McArdle introduced the forearm ischemic exercise test [6] in 1951. [23] It is a useful screen to detect a possible enzymatic defect in the glycogenolytic and glycolysis pathways.

  • Technique
    • Insert an indwelling catheter in a superficial antecubital vein.
    • Draw blood for lactate and ammonia as baseline samples.
    • Apply a sphygmomanometer on the arm to be tested and raise its pressure slightly above the systolic blood pressure.
    • Ask the patient to exercise repetitively for 1 minute by using an ergometer or by making a hard fist around a rolled-up sphygmomanometer cuff.
    • Assess the power generated by the patient by checking the ergometer or noting the rise in the mercury column.
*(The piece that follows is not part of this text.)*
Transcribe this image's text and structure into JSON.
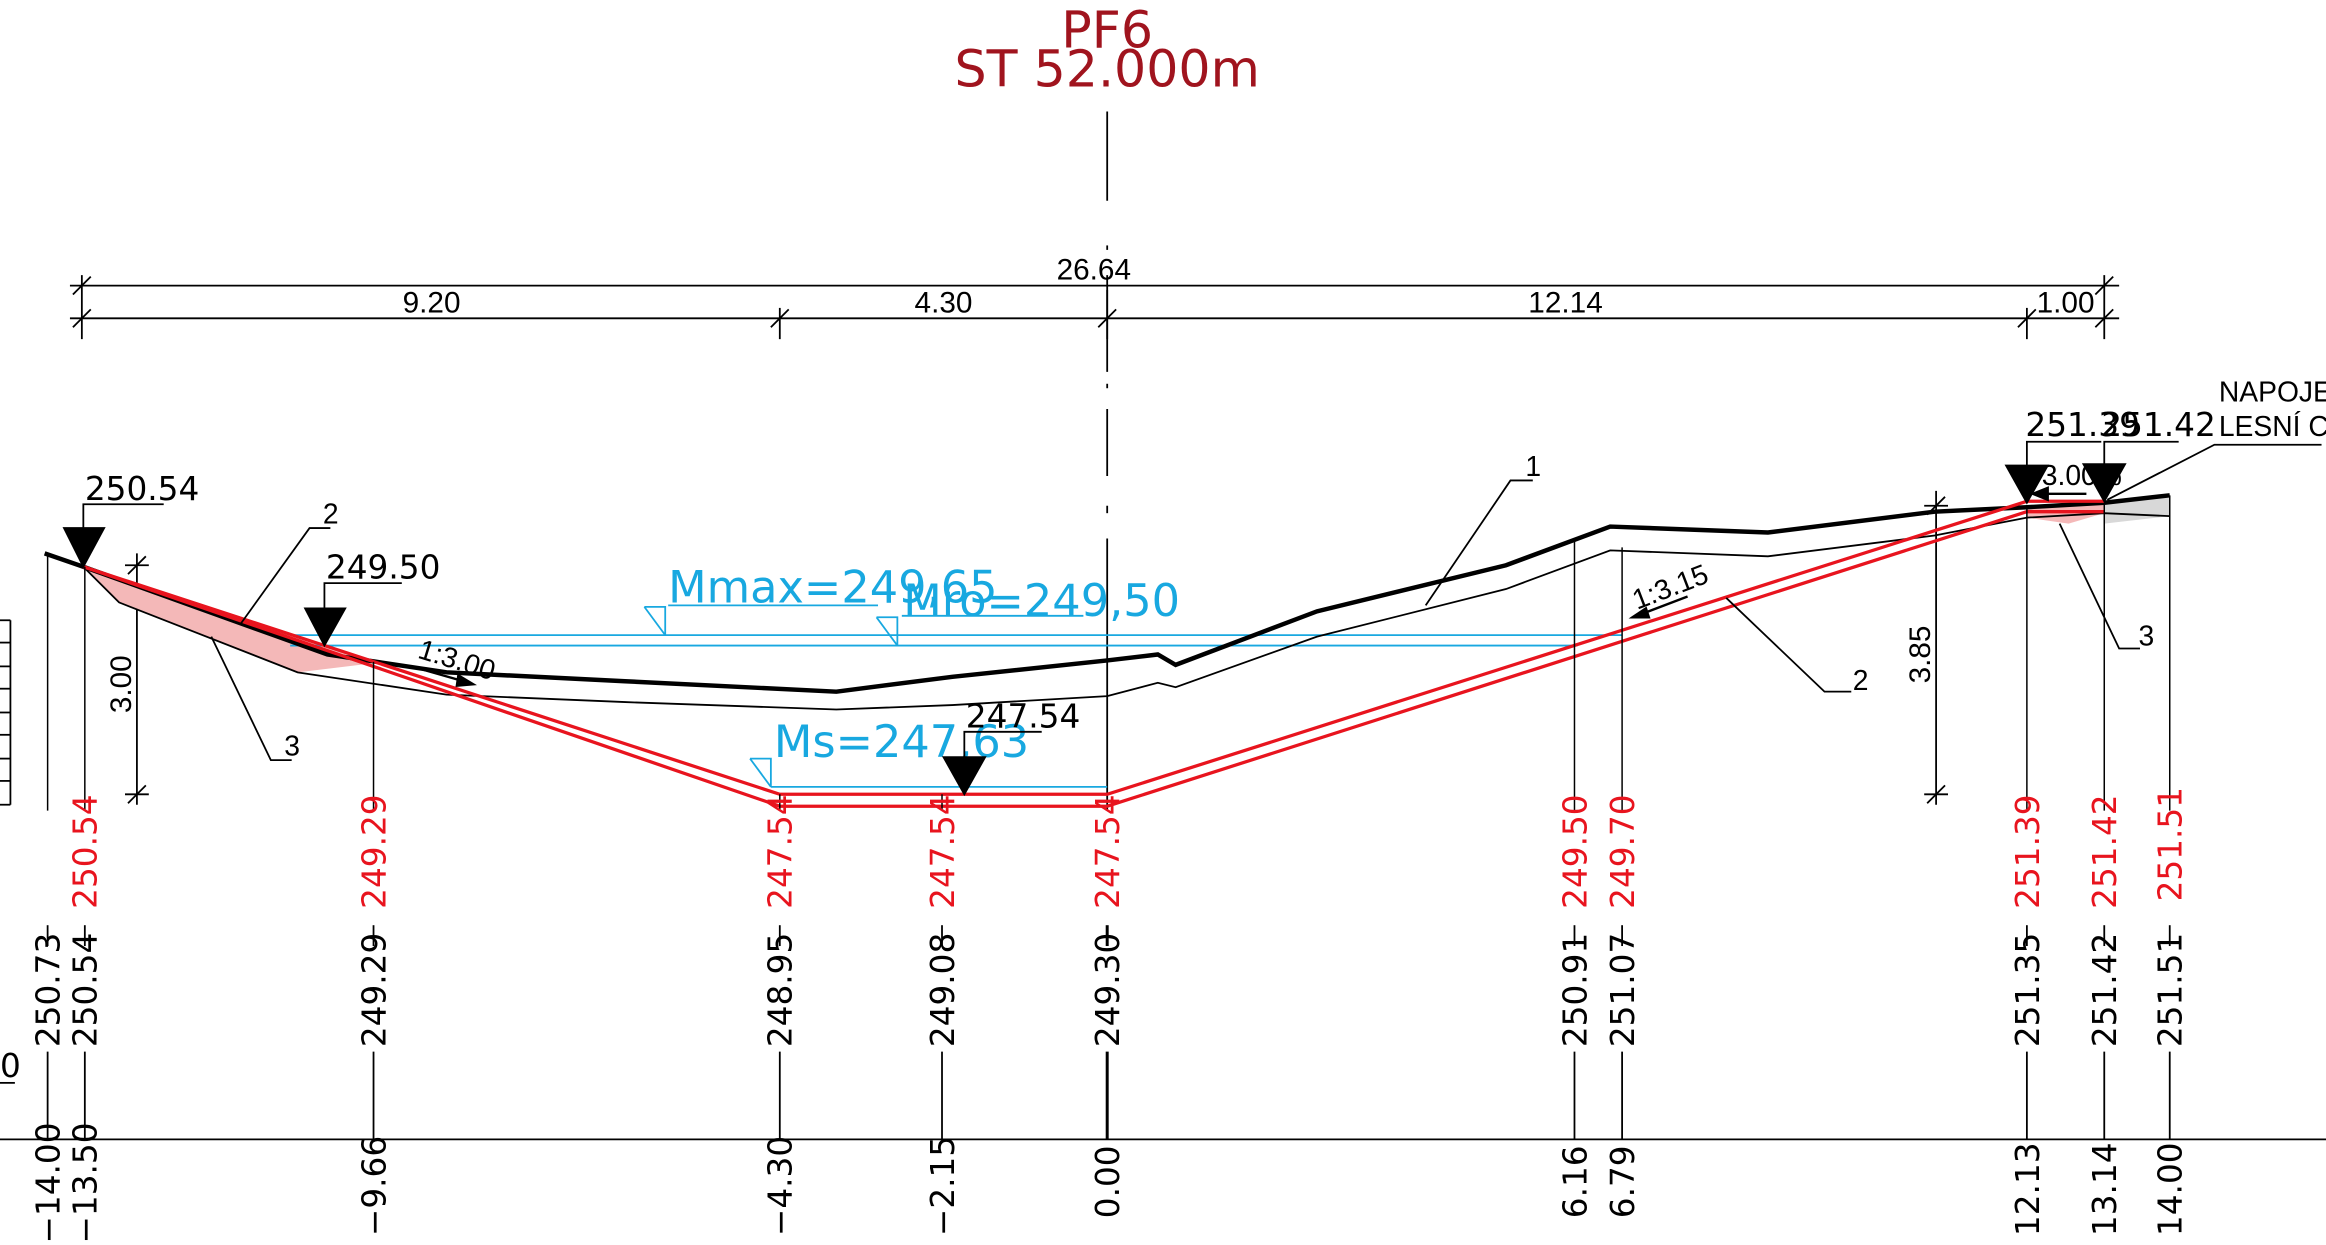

    • Stop exercise, deflate the sphygmomanometer, and draw blood samples at 1, 3, 6, and 10 minutes after 1 minute of exercise for lactate and ammonia.
  • Remarks
    • Some clinicians prefer to perform the test without producing ischemia (ie, do not apply sphygmomanometer cuff on the arm). This renders the test less painful with less potential for cramps. Advocates of the test have claimed positive results without producing ischemia in patients with glycogenoses.
    • In a series of patients with suspected glycogenosis, applying pressure almost equal to the systolic pressure resulted in the test being less painful with reliable results in all the tested children except 2 who were younger and less cooperative.
  • Findings
    • In healthy subjects, lactate level should increase to 3-5 times the basal level in the first 2 samples after exercise and then decrease gradually to the baseline.
    • Ammonia level also should increase after exercise. Ammonia level is useful not only as a monitor of sufficient exercise but also as a test for myoadenylate deaminase deficiency (MAD).
    • In glycogen storage diseases, such as McArdle disease, serum lactate levels do not increase after exercise (ie, flat lactate curve), while in lipid storage diseases, both lactate and ammonia levels increase in a normal fashion.
    • In myoadenylate deaminase deficiency, ammonia does not increase (ie, flat ammonia curve).
    • On rare occasions, 2 enzyme defects are found in the same patient, such as myophosphorylase or phosphofructokinase defect along with adenylate deaminase defect. However, when lactate and ammonia are reduced (ie, flat lactate and ammonia curves), this is usually is due to poor muscular effort during exercise testing.